The milk powder drier, which has already produced more than 50,000 metric tonnes of whole milk powder since it kicked into gear, was officially opened by Selwyn Member of Parliament and Minister for the Environment, Amy Adams as part of a public open day.
Fonterra’s Director of New Zealand Operations, Robert Spurway, said the completion of Darfield’s second stage was great for the local community and means that Fonterra can make the most of the Co-operative’s milk produced in the South Island.
“Canterbury is New Zealand’s fastest-growing dairying region.
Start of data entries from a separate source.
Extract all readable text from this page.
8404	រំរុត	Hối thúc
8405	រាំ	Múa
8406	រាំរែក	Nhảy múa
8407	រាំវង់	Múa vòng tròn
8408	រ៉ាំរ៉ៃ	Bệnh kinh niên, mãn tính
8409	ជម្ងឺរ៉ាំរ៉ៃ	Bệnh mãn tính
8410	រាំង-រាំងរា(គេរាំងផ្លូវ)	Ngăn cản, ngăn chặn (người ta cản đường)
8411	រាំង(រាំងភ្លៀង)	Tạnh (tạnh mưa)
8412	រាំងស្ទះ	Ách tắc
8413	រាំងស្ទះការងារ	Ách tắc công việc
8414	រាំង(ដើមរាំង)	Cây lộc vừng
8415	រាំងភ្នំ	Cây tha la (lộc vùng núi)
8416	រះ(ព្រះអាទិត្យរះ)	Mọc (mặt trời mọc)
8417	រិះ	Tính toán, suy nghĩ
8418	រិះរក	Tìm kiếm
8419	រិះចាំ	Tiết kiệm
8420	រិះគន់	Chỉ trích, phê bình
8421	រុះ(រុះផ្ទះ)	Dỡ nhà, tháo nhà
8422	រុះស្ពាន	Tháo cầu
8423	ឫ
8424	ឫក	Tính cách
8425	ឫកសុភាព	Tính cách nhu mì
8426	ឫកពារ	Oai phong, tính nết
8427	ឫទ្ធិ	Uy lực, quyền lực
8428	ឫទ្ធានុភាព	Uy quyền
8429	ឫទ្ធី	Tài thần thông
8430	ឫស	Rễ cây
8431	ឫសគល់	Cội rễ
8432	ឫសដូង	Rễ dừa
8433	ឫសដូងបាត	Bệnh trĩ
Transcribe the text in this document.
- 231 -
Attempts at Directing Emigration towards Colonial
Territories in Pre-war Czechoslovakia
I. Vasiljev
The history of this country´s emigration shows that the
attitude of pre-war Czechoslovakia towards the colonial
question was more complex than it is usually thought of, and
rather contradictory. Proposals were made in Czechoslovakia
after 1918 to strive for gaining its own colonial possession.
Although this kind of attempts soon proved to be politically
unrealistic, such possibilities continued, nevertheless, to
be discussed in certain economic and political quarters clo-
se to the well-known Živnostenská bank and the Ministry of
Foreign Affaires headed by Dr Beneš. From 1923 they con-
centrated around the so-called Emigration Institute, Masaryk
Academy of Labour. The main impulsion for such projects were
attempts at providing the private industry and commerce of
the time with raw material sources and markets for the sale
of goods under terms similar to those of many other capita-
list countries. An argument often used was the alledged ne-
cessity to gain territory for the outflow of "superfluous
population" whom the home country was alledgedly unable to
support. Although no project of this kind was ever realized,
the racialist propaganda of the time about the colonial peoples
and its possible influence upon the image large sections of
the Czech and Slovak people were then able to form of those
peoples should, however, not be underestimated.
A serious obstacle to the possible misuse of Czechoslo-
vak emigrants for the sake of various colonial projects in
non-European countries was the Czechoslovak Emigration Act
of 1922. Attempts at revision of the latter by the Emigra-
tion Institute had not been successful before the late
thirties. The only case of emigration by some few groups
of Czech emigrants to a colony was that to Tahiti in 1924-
The completion of Darfield Stage Two means that Fonterra can continue to process the increasing milk volumes and meet the growing demand from customers around the world for quality New Zealand dairy nutrition.
“The milk powder produced at Darfield will be exported to more than 20 markets worldwide including the Middle East, China and Southeast Asia, offering Fonterra the opportunity to continue to build its global presence overseas.”
Mr Spurway said the addition of Darfield Stage Two supports the Co-operative’s strategy of optimising its farmers’ milk, whilst streamlining its operations and supply chain.
“Drier Two will help us to process more milk and optimise production to ensure that we are getting the best value for every drop of our farmers’ milk – even during times of peak milk flow.“
Mr Spurway went on to thank the more than 1,500 staff and contractors that successfully delivered this development, many of whom were from the local community.
Darfield key facts
• Darfield’s Drier Two is the world’s largest milk powder drier.
• The drier has the capacity to produce up to 30 metric tonnes of whole milk powder per hour, and 700 metric tonnes per day.
• More than 1500 staff and contractors worked approximately 700,000 man-hours to deliver this world class milk processing facility.
• Fresh milk is collected from Fonterra’s farmer shareholders’ across Canterbury, delivered by tanker to Darfield, then processed into whole milk powder and packed into 25kg bags. These bags are then packed onto pallets, loaded into containers and delivered to port via the Darfield Rail Link for export to more 20 markets worldwide.